O parrudo e sanguinolento corpo de Maria Caninana degolada,
mana má de Cobra Norato espichada numa grua fria
pra todo mundo ver o grande troféu da Civilização
e quem de fato é o novo rei da floresta
prova da derrota final do Mito face à realidade
ninguém segura mais a magia amazônica
nem há de duvidar do poder da Máquina peito de aço
tampouco do império do mercado no moderno capital
é disto que trata a insólita notícia lá da serra da Velha Pobre.

Um índio daqueles destribalizados asilado na cidade
compreendeu na hora que era chegado o fim da Estória
então ele se deu conta com sutileza de que havia razão
seu irmão maior o poeta cantador da Paraíba
Vital Farias profeta na “Saga da Amazônia”
como que adivinhando já a morte da Cobra grande
causada pela devastação da floresta amazônica.
“Era uma vez na Amazônia a mais bonita floresta
mata verde, céu azul, a mais imensa floresta
no fundo d'água as Iaras, caboclo lendas e mágoas
e os rios puxando as águas...”

O dragão cheio de garras de aço zurrando feito trovão
cuspindo fumaça de petróleo continua a floresta devorar
derrubando árvores pelo pé com o correntão de corte raso
“corre índio, seringueiro, preguiça, tamanduá
corre-corre tribo dos Kamaiurá”...
lá em riba os povos do Tumuc-Humac se alvoraçam
que nem naquele dia que os Wayana frecharam Tuluperê
abaixo da cachoeira, não foi brincadeira
pois o pajé sabe quando se abate animal sagrado
ou espécie em risco de extinção
é sinal que o bicho-homem está a perigo
diante da própria ambição:
pior paresque que o combate de São Jorge e o Dragão.

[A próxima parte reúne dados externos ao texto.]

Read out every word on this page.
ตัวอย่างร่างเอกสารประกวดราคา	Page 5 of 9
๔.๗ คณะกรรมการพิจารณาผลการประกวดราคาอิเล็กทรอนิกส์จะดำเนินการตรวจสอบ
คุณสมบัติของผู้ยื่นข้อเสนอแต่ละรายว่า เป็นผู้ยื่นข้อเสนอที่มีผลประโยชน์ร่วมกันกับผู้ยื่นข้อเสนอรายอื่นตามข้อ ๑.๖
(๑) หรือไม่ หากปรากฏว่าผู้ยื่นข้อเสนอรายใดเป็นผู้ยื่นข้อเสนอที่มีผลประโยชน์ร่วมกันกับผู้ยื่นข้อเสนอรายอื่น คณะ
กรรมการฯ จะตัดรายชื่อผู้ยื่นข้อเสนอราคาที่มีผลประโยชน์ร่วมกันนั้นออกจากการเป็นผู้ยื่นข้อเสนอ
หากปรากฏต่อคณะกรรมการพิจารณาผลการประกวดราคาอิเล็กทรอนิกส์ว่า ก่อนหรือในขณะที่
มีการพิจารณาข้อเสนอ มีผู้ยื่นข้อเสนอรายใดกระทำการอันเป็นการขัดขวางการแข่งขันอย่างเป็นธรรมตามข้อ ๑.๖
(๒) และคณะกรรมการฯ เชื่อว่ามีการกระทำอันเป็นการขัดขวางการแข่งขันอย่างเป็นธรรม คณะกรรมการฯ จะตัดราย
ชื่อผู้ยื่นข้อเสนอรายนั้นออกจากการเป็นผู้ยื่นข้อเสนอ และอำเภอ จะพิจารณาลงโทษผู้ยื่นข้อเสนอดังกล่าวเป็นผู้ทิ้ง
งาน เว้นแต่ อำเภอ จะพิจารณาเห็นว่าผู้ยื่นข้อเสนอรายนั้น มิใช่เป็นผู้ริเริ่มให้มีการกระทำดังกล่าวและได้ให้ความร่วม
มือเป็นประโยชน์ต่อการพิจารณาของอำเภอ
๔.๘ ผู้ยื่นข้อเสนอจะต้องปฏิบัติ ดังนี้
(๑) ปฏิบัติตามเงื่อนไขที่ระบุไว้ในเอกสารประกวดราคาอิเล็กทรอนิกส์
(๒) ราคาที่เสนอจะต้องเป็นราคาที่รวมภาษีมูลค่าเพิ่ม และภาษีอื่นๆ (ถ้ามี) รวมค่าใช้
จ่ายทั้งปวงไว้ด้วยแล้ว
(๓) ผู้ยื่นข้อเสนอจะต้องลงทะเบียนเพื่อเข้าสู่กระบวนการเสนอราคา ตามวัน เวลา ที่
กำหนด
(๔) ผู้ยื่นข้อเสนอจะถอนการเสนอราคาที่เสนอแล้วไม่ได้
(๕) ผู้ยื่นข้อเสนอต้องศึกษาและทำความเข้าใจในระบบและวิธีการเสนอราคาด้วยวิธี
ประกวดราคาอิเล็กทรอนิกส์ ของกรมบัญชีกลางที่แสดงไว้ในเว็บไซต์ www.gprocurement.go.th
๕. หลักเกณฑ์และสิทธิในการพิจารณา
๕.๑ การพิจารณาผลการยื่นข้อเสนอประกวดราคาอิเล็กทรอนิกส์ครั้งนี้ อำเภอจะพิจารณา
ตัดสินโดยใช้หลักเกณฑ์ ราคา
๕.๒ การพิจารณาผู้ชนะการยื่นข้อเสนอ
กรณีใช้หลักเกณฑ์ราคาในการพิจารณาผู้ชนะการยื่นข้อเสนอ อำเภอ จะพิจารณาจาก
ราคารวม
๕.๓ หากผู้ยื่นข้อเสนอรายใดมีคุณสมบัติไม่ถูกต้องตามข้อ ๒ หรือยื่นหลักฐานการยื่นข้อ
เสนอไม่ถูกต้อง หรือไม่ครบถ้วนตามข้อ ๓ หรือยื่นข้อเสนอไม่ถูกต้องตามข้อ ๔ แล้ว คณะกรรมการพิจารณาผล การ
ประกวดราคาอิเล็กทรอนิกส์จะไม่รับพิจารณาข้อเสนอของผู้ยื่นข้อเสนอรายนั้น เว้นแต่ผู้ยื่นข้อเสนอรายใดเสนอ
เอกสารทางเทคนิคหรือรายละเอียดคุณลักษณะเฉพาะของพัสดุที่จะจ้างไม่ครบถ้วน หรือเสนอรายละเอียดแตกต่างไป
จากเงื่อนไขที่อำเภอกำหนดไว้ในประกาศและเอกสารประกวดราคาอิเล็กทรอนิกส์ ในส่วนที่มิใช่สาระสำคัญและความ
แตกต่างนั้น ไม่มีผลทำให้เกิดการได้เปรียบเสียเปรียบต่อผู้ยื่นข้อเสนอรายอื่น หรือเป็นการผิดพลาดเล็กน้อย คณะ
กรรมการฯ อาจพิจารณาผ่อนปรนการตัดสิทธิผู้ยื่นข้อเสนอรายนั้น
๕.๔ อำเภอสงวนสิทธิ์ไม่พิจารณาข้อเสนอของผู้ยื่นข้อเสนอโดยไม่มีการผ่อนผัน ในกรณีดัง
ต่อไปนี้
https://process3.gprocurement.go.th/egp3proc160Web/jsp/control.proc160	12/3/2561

Então a gente da desvairada cidade das inundações
carece aprender a ouvir o sermão da floresta:
o homem dos trópicos nasceu na primeira noite do mundo
quando do Dilúvio o galo anunciou a primeira manhã
ele veio em forma de peixinhos miúdos em cardumes
de espermatozóides
dentro da barriga duma cobra-canoa chamada Makará
cobragrande que pariu nas pedras da beira do rio
onde a primeira gente secou ao sol equatorial
que nem barro mole sob fogo se transforma em cerâmica.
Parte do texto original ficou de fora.